The impact of racism during this outbreak is not limited to Asian Americans. African Americans are both more likely to become infected and more likely to die from COVID-19. In Louisiana, African Americans account for 56 percent of deaths, though they make up just 33 percent of the population. Higher rates of co-existing medical diseases are a contributing factor, but we must not ignore that these differences stem from structural racism, in place long before COVID-19. African Americans in Louisiana are more likely to live in poverty, less likely to finish high school, and less likely to have employer-sponsored health insurance. During an epidemic, these chronic inequalities are amplified. Differences in the ability to self-isolate, housing density, incarceration, and other social determinants facilitate contagion and worsen the impact on African Americans.
New Orleans is a gumbo of cultures; we celebrate this. But in order to fully respond to this pandemic, we as a community must recognize and confront the racial tensions and disparities it has unveiled.
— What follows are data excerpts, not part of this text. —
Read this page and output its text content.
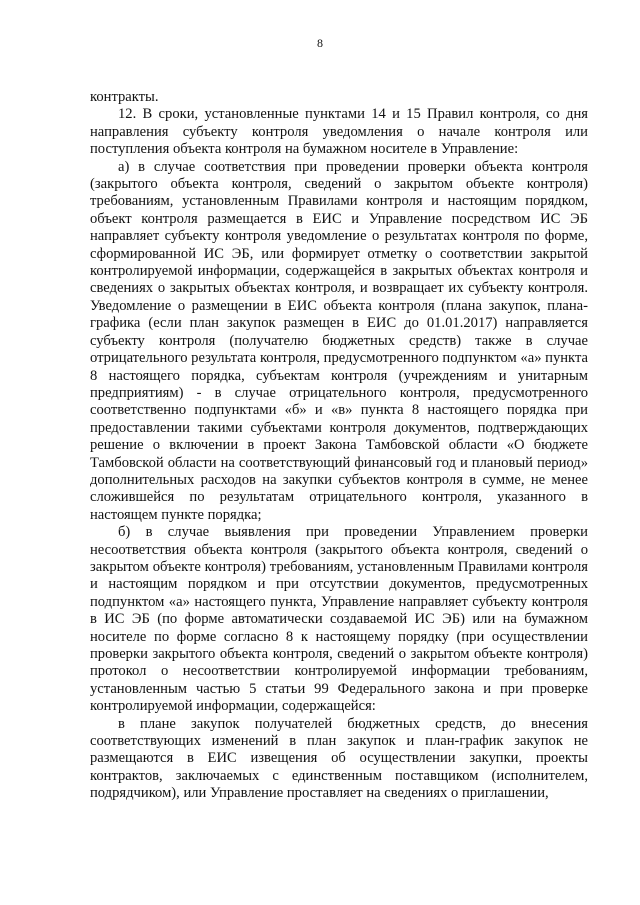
8

контракты.

12. В сроки, установленные пунктами 14 и 15 Правил контроля, со дня направления субъекту контроля уведомления о начале контроля или поступления объекта контроля на бумажном носителе в Управление:

а) в случае соответствия при проведении проверки объекта контроля (закрытого объекта контроля, сведений о закрытом объекте контроля) требованиям, установленным Правилами контроля и настоящим порядком, объект контроля размещается в ЕИС и Управление посредством ИС ЭБ направляет субъекту контроля уведомление о результатах контроля по форме, сформированной ИС ЭБ, или формирует отметку о соответствии закрытой контролируемой информации, содержащейся в закрытых объектах контроля и сведениях о закрытых объектах контроля, и возвращает их субъекту контроля. Уведомление о размещении в ЕИС объекта контроля (плана закупок, плана-графика (если план закупок размещен в ЕИС до 01.01.2017) направляется субъекту контроля (получателю бюджетных средств) также в случае отрицательного результата контроля, предусмотренного подпунктом «а» пункта 8 настоящего порядка, субъектам контроля (учреждениям и унитарным предприятиям) - в случае отрицательного контроля, предусмотренного соответственно подпунктами «б» и «в» пункта 8 настоящего порядка при предоставлении такими субъектами контроля документов, подтверждающих решение о включении в проект Закона Тамбовской области «О бюджете Тамбовской области на соответствующий финансовый год и плановый период» дополнительных расходов на закупки субъектов контроля в сумме, не менее сложившейся по результатам отрицательного контроля, указанного в настоящем пункте порядка;

б) в случае выявления при проведении Управлением проверки несоответствия объекта контроля (закрытого объекта контроля, сведений о закрытом объекте контроля) требованиям, установленным Правилами контроля и настоящим порядком и при отсутствии документов, предусмотренных подпунктом «а» настоящего пункта, Управление направляет субъекту контроля в ИС ЭБ (по форме автоматически создаваемой ИС ЭБ) или на бумажном носителе по форме согласно 8 к настоящему порядку (при осуществлении проверки закрытого объекта контроля, сведений о закрытом объекте контроля) протокол о несоответствии контролируемой информации требованиям, установленным частью 5 статьи 99 Федерального закона и при проверке контролируемой информации, содержащейся:

в плане закупок получателей бюджетных средств, до внесения соответствующих изменений в план закупок и план-график закупок не размещаются в ЕИС извещения об осуществлении закупки, проекты контрактов, заключаемых с единственным поставщиком (исполнителем, подрядчиком), или Управление проставляет на сведениях о приглашении,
The April 7 incident, which I can only call a hate crime, occurred at the intersection of Tulane Ave. and Claiborne Ave., halfway between Tulane Medical Center and University Medical Center. I walk this path several times a week to reach the multiple hospitals where I work. I will not walk there again.
I have developed a thick skin to defend against racism during this outbreak, as my supervising physician advised. I maintain an emotional distance to protect myself from moral injury, just as I keep a physical distance from others to prevent infection. Both coronavirus and racism are invisible, but when faced with racial threats and discrimination my N95 mask is useless.
Under the highway overpass, with the assailant’s gun visibly signaling peril, my Tulane colleagues defused the situation by assuring that they worked at the hospital and were “here to help.” I, too, must remind myself that the joys of celebrating patient triumphs overcome other fears.
Outside the patient’s door, I double-checked that my personal protective equipment was secure — plastic gown, gloves, N95 mask, face shield and, underneath, my thick skin. I opened the door and said, as much to myself as to the patient, “Hi, I’m Dr. Zheng, I’m here to help.”